We’re obligated not only to name these phenomena—gentrification—but also to critique and challenge them, because actual lives are on the line. Who benefits from gentrification? Upwardly mobile white people, real estate agencies, landlords, banks, and mortgage lenders. Who expedites it? This is more complex, but we know from studying other cities that trendy lifestyle accoutrements—right now it’s boutique coffee, microbreweries, tech hubs/coworking spaces, depoliticized “art” spaces, white-oriented craft fairs, yoga studios, luxury bodegas, etc.—begin to proliferate, and with them, so does the pull on comfortable people who are looking for a hip town in which to buy a house. Corporate marketing campaigns like Ypsi Real must also be flagged here, concocted as they are by Chambers of Commerce and “local business leaders” to convince spectators that the cities these brand strategies serve are destinations with lots to offer if you like quirk, white culture, and have disposable income. Rather than allow ourselves to be persuaded by a market-based campaign that the city in which we live is cool, let’s commit ourselves instead to spotlighting and agitating for those who are actually harmed by the “Realing” of Ypsilanti: its black, brown, and student residents; its unsheltered folks; its small-business owners; and then, by extension, all of us who decline to want to live in a town that’s predominantly white, hip, and tidy.

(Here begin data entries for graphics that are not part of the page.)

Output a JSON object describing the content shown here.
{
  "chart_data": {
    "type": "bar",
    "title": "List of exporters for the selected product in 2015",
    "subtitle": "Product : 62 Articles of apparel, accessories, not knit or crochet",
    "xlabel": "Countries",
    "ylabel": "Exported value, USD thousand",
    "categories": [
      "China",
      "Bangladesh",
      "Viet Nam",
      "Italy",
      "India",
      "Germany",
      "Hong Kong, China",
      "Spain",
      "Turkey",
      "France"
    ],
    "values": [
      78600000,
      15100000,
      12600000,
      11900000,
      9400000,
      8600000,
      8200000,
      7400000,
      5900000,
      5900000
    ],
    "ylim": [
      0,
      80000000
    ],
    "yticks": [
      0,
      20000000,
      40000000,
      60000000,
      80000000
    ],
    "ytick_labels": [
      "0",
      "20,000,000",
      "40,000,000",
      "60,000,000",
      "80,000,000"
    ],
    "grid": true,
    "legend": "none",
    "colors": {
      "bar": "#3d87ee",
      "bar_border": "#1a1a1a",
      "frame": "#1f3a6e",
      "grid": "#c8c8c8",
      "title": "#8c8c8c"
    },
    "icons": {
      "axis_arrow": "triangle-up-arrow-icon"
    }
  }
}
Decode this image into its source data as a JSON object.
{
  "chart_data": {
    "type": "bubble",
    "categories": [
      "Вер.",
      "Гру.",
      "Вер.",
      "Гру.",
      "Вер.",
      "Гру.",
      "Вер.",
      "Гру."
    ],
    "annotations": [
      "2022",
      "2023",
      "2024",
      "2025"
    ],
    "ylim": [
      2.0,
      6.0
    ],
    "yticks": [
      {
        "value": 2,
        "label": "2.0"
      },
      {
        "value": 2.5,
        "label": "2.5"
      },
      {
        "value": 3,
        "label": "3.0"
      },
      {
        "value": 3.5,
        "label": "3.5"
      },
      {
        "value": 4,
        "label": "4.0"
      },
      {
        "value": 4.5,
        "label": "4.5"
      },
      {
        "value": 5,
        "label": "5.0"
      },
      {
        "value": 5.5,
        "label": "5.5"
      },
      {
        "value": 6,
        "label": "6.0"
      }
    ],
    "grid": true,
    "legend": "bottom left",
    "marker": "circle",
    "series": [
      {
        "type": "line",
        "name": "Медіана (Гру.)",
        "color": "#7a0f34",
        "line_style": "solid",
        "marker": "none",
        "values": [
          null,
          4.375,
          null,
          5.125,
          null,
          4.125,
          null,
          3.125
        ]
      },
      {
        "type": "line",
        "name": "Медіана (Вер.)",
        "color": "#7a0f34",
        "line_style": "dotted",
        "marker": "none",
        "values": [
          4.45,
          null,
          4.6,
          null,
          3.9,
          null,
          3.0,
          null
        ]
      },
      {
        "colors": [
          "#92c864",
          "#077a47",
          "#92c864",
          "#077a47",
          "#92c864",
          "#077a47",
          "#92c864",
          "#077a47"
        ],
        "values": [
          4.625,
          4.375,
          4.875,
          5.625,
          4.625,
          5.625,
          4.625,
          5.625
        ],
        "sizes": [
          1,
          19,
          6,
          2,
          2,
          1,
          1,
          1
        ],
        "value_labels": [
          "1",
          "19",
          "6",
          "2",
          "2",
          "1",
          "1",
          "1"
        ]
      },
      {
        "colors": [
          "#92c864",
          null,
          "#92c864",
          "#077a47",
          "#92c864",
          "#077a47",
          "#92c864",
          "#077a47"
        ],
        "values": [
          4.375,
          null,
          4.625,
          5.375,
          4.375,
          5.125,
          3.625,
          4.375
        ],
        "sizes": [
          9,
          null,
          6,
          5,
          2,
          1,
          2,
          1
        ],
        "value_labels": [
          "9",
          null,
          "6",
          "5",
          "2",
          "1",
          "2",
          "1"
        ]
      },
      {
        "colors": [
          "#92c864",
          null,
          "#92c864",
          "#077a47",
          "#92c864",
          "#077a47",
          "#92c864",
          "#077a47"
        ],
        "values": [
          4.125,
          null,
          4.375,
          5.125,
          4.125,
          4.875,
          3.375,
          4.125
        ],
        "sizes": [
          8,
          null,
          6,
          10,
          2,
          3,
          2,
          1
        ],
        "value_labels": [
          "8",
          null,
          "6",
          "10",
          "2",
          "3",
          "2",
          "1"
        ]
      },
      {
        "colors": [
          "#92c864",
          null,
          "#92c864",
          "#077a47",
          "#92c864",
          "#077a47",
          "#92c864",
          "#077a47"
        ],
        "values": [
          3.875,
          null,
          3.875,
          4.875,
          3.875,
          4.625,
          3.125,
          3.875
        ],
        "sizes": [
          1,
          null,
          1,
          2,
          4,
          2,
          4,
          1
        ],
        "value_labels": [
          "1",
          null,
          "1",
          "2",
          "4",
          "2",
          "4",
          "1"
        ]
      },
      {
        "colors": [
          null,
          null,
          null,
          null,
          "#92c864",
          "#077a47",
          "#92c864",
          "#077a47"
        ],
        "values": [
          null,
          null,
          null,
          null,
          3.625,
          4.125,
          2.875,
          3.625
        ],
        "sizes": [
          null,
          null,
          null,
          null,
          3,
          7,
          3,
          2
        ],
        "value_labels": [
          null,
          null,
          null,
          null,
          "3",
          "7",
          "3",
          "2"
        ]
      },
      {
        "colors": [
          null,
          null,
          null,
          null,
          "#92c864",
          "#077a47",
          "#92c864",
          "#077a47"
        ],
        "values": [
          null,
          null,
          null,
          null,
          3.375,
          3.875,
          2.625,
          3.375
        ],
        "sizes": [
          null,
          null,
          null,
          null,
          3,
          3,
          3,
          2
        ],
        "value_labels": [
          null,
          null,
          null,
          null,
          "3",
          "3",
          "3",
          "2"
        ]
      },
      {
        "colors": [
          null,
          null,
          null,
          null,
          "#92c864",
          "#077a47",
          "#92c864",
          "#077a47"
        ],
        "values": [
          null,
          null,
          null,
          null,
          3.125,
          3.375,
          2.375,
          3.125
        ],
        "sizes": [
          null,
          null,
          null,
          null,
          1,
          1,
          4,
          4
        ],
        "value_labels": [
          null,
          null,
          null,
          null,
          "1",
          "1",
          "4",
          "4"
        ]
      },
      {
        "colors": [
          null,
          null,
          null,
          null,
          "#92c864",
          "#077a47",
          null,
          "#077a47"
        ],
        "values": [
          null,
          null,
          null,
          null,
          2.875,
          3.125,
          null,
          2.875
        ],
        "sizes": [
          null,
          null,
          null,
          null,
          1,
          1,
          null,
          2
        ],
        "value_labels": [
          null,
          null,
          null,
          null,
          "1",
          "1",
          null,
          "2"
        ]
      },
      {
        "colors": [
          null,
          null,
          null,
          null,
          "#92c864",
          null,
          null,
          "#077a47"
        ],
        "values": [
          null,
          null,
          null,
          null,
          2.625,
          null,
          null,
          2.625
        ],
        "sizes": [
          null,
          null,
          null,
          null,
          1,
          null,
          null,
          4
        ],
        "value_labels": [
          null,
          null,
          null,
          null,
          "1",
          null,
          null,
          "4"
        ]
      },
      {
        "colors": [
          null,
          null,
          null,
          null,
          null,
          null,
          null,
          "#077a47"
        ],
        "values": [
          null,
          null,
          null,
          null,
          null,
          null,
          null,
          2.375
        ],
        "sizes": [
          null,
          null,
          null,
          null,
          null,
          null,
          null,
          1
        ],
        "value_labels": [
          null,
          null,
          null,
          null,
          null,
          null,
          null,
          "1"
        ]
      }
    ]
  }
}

Which is why two of today’s stories in the right-leaning, affluence-positive MLive are so stunning. Check out this headline: “Ann Arbor’s Historically Black Neighborhood Is the Hottest Market in Town.” You don’t even need to read the article—its title contains everything you should (and probably do already) know: 1) Black neighborhoods in Ann Arbor are history, and 2) a hot market in a rich city like Ann Arbor is going to be off-limits to 95% of people in Washtenaw County.
But if you’re a Gentrification Skeptic, read the other article that MLive published today: “‘Old Neighborhood’ Residents Recall Life in Ann Arbor in the ’50s and ’60s.” If DeLong’s Bar-B-Q Pit had to shutter after 30-odd years of sustaining the diners of Ann Arbor, and its neighborhood is no longer black but is currently “hot,” and if young white people are now buying houses in Ypsilanti’s South Side, you can’t argue our black and under-resourced populations won’t continue to be displaced.
This is why the slogan (and ensuing movement) Keep Ypsi Black was launched. And while your average white Ypsilanti resident never supported that slogan, it’s likely they support Ypsi Real, or any campaign that aims to “keep” their own assets and leisure activities a priority.